Selon les récentes observations de personnes assez éclairées, et même d'autres personnes peut-être un peu plus assombries, la réputation de la japoniaiserie dans notre beau pays de la culture, de la révolution et du fromage qui pue serait en hausse. Hier, c'était encore être un branleur un peu renfermé sur lui-même qui finira certainement par devenir pédophile à force de lire des hentaï. Aujourd'hui, si les mangas ne vous empêcheront toujours de passer pour un branleur ils vous permettront par contre d'être très in et de pouvoir faire des discours moralisateurs hypocrites sur l'ouverture d'esprit et la culture mondiale qui, elle, ne sent pas la semelle moite. Ce compromis étrange est surement née de l'action conjuguée de ses détracteurs habituels, qui concèdent Jirô Tanaguchi ou Tetsuya Toyoda pour dire que le manga, c'était peut-être pas que de la merde, et d'une partie de ses fan, qui, eux, se sont rendus compte que le manga c'était surtout de la merde.
Alors quoi, tout va bien ? C'est la paix, la victoire ? Mais non surtout pas, tout va mal : maintenant que les représentants du mal absolu ne sont plus là, il n'y a plus personne sur qui taper ? Le manga deviendrait-il presque légitime en France ? Aucune chance, il ne peut que s'agir d'une attaque détournée visant à détruire les communautés de l'intérieur. C'est vrai après tout, maintenant qu'ils ne sont plus occupées à incendier les journalistes pour leurs documentaires biaisés, les fan de mangas se livrent à des guerres fratricides à coups de loli en sous-vêtements et de boîtes de conserve spatiales. Mais de toute évidence, c'est une approche bien trop sophistiquée pour qu'elle puisse affecter un idiot de mon envergure, je vais donc couper à la l'essentiel : on reproche au manga d'être stupide et violent. A ça, je n'ai qu'une seule chose à répondre :



 
 
Pour essayer d'être un peu plus sérieux, le vice de ce discours est typiquement qu'il n'est pas faux. Le problème est qu'il n'est pas non plus tout à fait juste, mais en occultant la majeur partie du problème, on ne s'en rend pas compte tout de suite. Vouloir répondre à cette affirmation en disant que non, le manga n'est ni violent ni stupide, voire pire, qu'il n'est pas seulement violents et stupides, est une perte de temps. Ce raisonnement vient souvent à pousser les discours près des côtes de Seinen et/ou de Taniguchi, que j'avais vu je-ne-sais-plus-où qualifié de "manga préféré de ceux qui n'aiment pas le manga". Bien sûr, ce ne sont pas mauvaises références mais, dans l'histoire du manga, ce sont des œuvres liées implicitement à ce qu'on a appelé gekiga justement part opposition au manga.
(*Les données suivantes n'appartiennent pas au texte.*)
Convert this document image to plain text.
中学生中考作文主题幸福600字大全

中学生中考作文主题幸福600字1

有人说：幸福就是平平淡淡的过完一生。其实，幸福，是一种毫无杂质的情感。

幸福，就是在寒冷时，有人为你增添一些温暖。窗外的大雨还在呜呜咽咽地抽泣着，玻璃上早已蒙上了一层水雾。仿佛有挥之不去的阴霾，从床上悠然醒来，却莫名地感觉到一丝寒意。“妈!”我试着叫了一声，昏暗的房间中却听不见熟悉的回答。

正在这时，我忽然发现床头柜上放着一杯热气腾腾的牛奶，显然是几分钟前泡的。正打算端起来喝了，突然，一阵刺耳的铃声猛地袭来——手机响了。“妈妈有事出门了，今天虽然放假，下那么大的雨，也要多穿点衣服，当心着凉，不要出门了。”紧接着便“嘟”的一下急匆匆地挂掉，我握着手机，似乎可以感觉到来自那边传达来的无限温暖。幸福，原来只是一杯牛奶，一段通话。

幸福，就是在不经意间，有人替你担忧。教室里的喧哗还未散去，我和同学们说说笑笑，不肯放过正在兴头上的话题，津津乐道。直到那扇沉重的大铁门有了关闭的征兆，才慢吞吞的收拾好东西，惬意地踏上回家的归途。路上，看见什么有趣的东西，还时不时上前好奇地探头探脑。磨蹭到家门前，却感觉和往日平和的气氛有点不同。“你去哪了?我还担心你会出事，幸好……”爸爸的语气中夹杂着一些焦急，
Les terme "man" et "geki" sont plus ou moins opposés d'un point de vue du sens, man traduit une notion de légèreté où geki, au contraire, est traduit par drame). On en revient au point de départ : pour soutenir ce qu'on appelle le manga on tombe sur son exact contraire. Il y aurait certainement des tas de choses à dire sur le gekiga et son échec face au reste de l'industrie de la bande-dessinée japonaise, mais rien qui invaliderait réellement le fait que le manga soit de la bande-dessinée bête et méchante pour adolescents qui aiment s'abrutir.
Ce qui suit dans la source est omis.